Коптилка та, на соляре или на керосине, больше воняла, чем светила.
-- Я лучше наружу.
-- Альпаргаты мои не забудь.
-- Чего?
-- Лапти. Босиком тут белые не ходят.
Вольдемар отошёл всего на три шага и присел от испуга, словно звёздный свод готов был на него обрушиться. На Крайнем Севере, где он родился, небо не такое звёздное, и там почти всегда пасмурно. В больших городах, как Владимир, звёзды мешает видеть свет фонарей и блеск реклам. А тут небосвод как из сине-чёрного минерала был весь усеян выпуклыми алмазами. Как в пещере, готовой обрушиться на тебя.
Небо зловеще молчало, а джунгли орали, пищали, рыкали и визжали. Они были похожи на мерцающее звездное небо, только искорки отблесков светлячков, красные вспышки глазного дна животных и мгновенное мерцание чешуйки змеи -- всё плыло, как огни фар на извилистом серпантине горной дорогой.
И тут Вольдемар не головным, а скорей спинным мозгом ощутил ужас собственной ничтожности в этом бурлении плоти, пожирающей самоё себя. И даже если бы он не был слеплен из органики, а имел волновую структуру, и глядел не на пугающую ночную неугомонность джунглей, а вглядывался в завораживающие переливы нагромождения замёрзших благородных газов, неспособных вступать в реакцию с другими веществами при температуре, близкой к абсолютному нулю, он всё равно не смог бы отделаться от извечного бытийного страха, что рано или поздно ложность его умственных построений будет раскрыта.
Любой борец за иррациональную идею сознаёт, что на памяти о нём будет лежать клеймо предателя и лжепророка. Это не страх, что его сущность только раскусят, а даже просто не поверят ему. А если и поверят, то вера ему будет недолгой. Ведь в мире, где чтут крест или полумесяц, не верят тому, кто служит отцу лжи.
Даже в неверном свете коптилки, Вольдемар, когда вернулся в барак, заметил издевательски поблескивающие глаза деда. Такой понимающий взгляд может быть только у двух жуликов, прогоревших на одной и той же афере. Чтобы не касаться неприятной темы, Вольдемар спросил:
-- А почему вы живете в курятнике?
-- Это не куры, цесарки. Клюют пауков и любую ядовитую пакость. Самый страшный в этих местах банановый паук не плетет паутины, на одном месте не живёт, а бродит повсюду. Очень любит забираться в дома, сумки, обувь. Укус его приводит к параличу, а потом к удушью. Понял теперь, почему я тут развёл курятник?
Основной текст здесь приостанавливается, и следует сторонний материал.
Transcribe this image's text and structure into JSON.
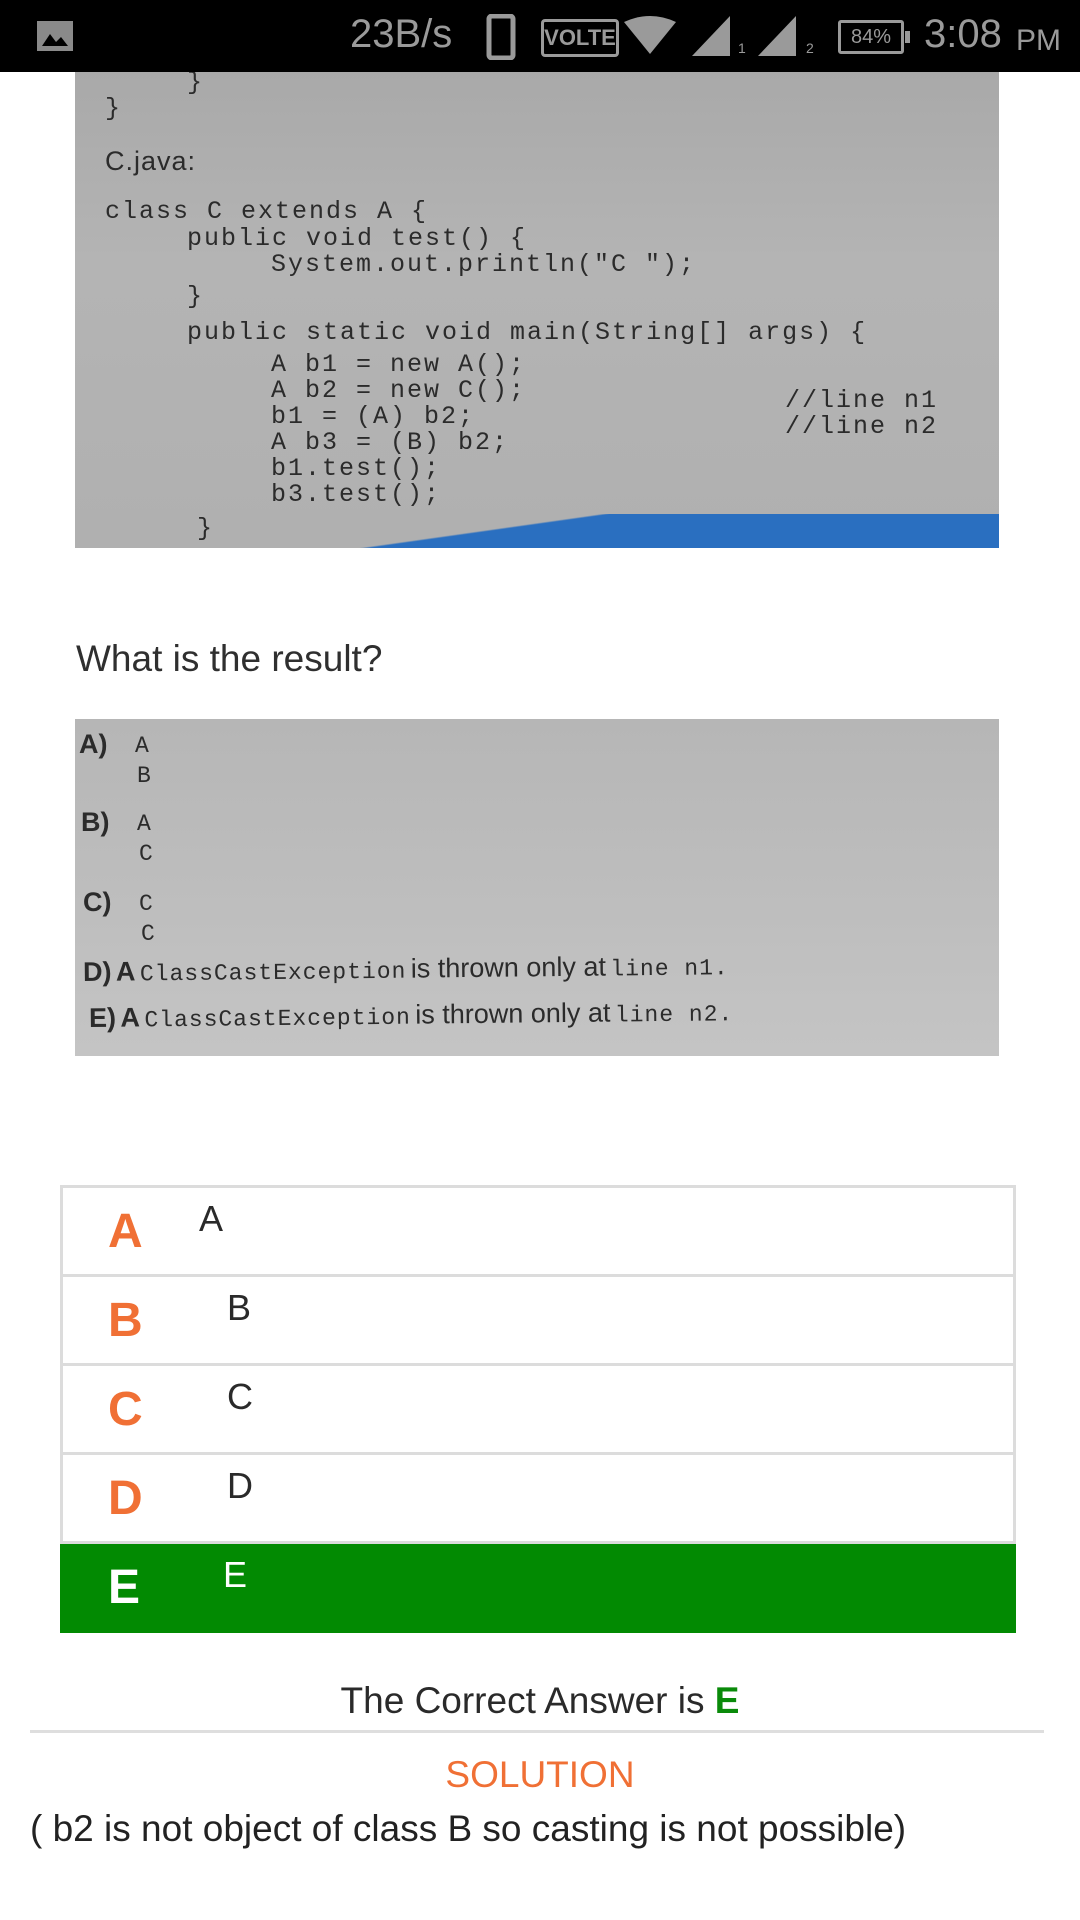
{
  "status_bar": {
    "net_speed": "23B/s",
    "volte": "VOLTE",
    "sim1": "1",
    "sim2": "2",
    "battery": "84%",
    "time": "3:08",
    "ampm": "PM"
  },
  "code_image": {
    "lines": [
      "}",
      "}",
      "C.java:",
      "class C extends A {",
      "public void test() {",
      "System.out.println(\"C \");",
      "}",
      "public static void main(String[] args) {",
      "A b1 = new A();",
      "A b2 = new C();",
      "b1 = (A) b2;",
      "//line n1",
      "A b3 = (B) b2;",
      "//line n2",
      "b1.test();",
      "b3.test();",
      "}"
    ]
  },
  "question": "What is the result?",
  "options_image": {
    "a_label": "A)",
    "a1": "A",
    "a2": "B",
    "b_label": "B)",
    "b1": "A",
    "b2": "C",
    "c_label": "C)",
    "c1": "C",
    "c2": "C",
    "d_label": "D)",
    "d_pre": "A",
    "d_code": "ClassCastException",
    "d_mid": "is thrown only at",
    "d_line": "line n1.",
    "e_label": "E)",
    "e_pre": "A",
    "e_code": "ClassCastException",
    "e_mid": "is thrown only at",
    "e_line": "line n2."
  },
  "answers": [
    {
      "letter": "A",
      "text": "A"
    },
    {
      "letter": "B",
      "text": "B"
    },
    {
      "letter": "C",
      "text": "C"
    },
    {
      "letter": "D",
      "text": "D"
    },
    {
      "letter": "E",
      "text": "E"
    }
  ],
  "result": {
    "prefix": "The Correct Answer is",
    "answer": "E"
  },
  "solution": {
    "title": "SOLUTION",
    "text": "( b2 is not object of class B so casting is not possible)"
  },
  "colors": {
    "accent": "#f07035",
    "correct": "#028a02"
  }
}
-- Цесарки ваши ложатся спать с курами, едва стемнеет. А если паук заберётся ночью?
-- А видишь, маленькие сОвки дремлют под самой стрехой? Пока ещё молчат, а позже начнут улюлюкать -- сканировать звуковыми импульсами пространство. Я их пуховыми птенцами выдрал из гнезда, выкормил изо рта и приручил. Они вроде наших совок-сплюшек, лопают жуков и тараканов, тут они здоровенные, как кони. Ну и пауков. Индейцы и метисы считают сову демоническим существом, которое приносит несчастье. Ругались со мною из-за них. Но у меня мои сОвки работают исправно. Несчастья мне и так тут перепало по самые дыхательные дырки, пауков мне только не хватало.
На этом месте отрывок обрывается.